The state Assembly is taking up a number of bills that could have an effect on how Wisconsin conducts its vote-tallying process.
Legislators are considering a move to keep polling stations from releasing their results until 10 p.m. on the night of presidential elections. The bill is designed to increase voter turnout on the West Coast.
Sen. Cathy Stepp, R-Sturtevant, is co-sponsoring the bill in the Senate and said that voters in states such as California have become apathetic to elections because often the electoral votes in the eastern part of the country have decided the outcome before they get a chance to vote.
“The biggest motivation for me was that with instant access to information through the media, the outcome of elections can be adversely affected,” Stepp said. “For me, the real motivation was making sure voters across the country aren’t adversely affected in terms of voter turnout.”
Rep. Dave Travis, D-Westport, said the author of the bill, Rep. Stephen Freese, had talked to legislators in other Midwestern states considering similar bills. Travis said he had no particular opinion about the bill.
“The idea being presented is that there have been elections where allegedly people on the West Coast stopped voting because they saw how the East Coast had voted,” Travis said.
Donald Ferree, professor of political science at the University of Wisconsin, said it wasn’t clear how voter turnout was affected by media reports, but tight races are known to bring out the vote.
“Evidence is extremely murky as to what difference it makes,” Ferree said. “It does depend on whether voters think the race is close or not.”
Ferree said citizens are often discouraged from voting if their candidate is far ahead or behind in the polls, and that is the public perception the media can affect.
“Where the sense of whether a candidate is far ahead or behind of course comes from the reports voters have from the media,” Ferree said.
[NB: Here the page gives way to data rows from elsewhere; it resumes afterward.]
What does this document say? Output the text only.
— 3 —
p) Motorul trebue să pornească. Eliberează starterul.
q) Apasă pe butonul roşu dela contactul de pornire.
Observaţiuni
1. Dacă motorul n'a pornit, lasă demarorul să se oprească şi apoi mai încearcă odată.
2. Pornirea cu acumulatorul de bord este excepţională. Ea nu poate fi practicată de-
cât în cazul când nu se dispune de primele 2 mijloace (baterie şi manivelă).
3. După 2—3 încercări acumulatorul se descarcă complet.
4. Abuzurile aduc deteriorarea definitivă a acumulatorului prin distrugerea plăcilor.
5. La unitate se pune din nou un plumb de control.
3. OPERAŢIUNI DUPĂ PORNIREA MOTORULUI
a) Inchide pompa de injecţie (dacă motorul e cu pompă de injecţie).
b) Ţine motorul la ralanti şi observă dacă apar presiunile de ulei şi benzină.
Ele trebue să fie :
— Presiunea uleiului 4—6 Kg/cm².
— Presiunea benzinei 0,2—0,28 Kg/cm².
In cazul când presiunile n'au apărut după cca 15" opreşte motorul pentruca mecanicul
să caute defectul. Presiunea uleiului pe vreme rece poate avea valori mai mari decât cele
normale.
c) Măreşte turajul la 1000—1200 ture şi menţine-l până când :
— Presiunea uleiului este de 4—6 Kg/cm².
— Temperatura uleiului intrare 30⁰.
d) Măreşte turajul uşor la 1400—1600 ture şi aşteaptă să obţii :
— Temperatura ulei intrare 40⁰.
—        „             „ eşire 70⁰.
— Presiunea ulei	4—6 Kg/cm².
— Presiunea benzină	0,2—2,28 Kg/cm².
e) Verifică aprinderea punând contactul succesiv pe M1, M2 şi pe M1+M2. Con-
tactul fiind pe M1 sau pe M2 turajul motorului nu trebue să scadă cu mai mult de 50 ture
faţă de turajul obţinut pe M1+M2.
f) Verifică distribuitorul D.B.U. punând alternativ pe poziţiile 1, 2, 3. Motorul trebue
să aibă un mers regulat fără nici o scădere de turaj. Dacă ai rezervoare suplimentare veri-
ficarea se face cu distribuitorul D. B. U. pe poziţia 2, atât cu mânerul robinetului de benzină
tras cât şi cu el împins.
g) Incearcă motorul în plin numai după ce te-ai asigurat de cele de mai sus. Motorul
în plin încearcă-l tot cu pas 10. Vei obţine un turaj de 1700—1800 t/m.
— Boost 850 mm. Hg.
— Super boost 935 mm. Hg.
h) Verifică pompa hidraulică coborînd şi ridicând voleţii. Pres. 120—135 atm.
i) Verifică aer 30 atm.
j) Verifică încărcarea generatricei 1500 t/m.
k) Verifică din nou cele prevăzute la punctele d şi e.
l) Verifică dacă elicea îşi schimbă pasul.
In 1980, Ronald Reagan won the presidential election over Jimmy Carter in an unexpected landslide, and Carter conceded defeat hours before West Coast polls had entered primetime.
“There is some anecdotal evidence that early reporting of exit polls in 1980 kept people on the West Coast from voting,” said David Canon, professor of political science at UW.
Canon said media reports of projected election outcomes might have discouraged Floridians from voting in the 2000 election.
“I think that there is at least some evidence from the 2000 elections that people in the Florida panhandle who were in a different time zone than the rest of the state did not turn out because of the results from the Eastern Time Zone,” Canon said. “But a close race like that can actually boost turnout on the West Coast because people feel their vote matters and their state is more pivotal.”
Charles Jones, professor emeritus of political science for UW, questions whether the bill would have its desired effect.
“To what extent would a California voter say, ‘I will turn out or I won’t turn out, I’m waiting for the exit polls from Wisconsin?'” Jones said.
Ferree said the idea might be a necessary step to preserving the integrity of the election process.
“There is a concern that we don’t want anything interfering with the election process,” Ferree said. “So we tend to avoid both the reality and perception of outside things affecting voting.”
The Assembly is also considering a bill that would make Wisconsin’s presidential primary elections earlier. In the last few presidential elections, there has been a frontloading of states trying to make their primaries earlier to increase their importance in the selection of each political party’s final candidate and to draw in the money spent by the campaigns and ensuing media caravan.
Canon said no state would place their primary presidential elections ahead of Iowa or New Hampshire, who traditionally have the first primaries.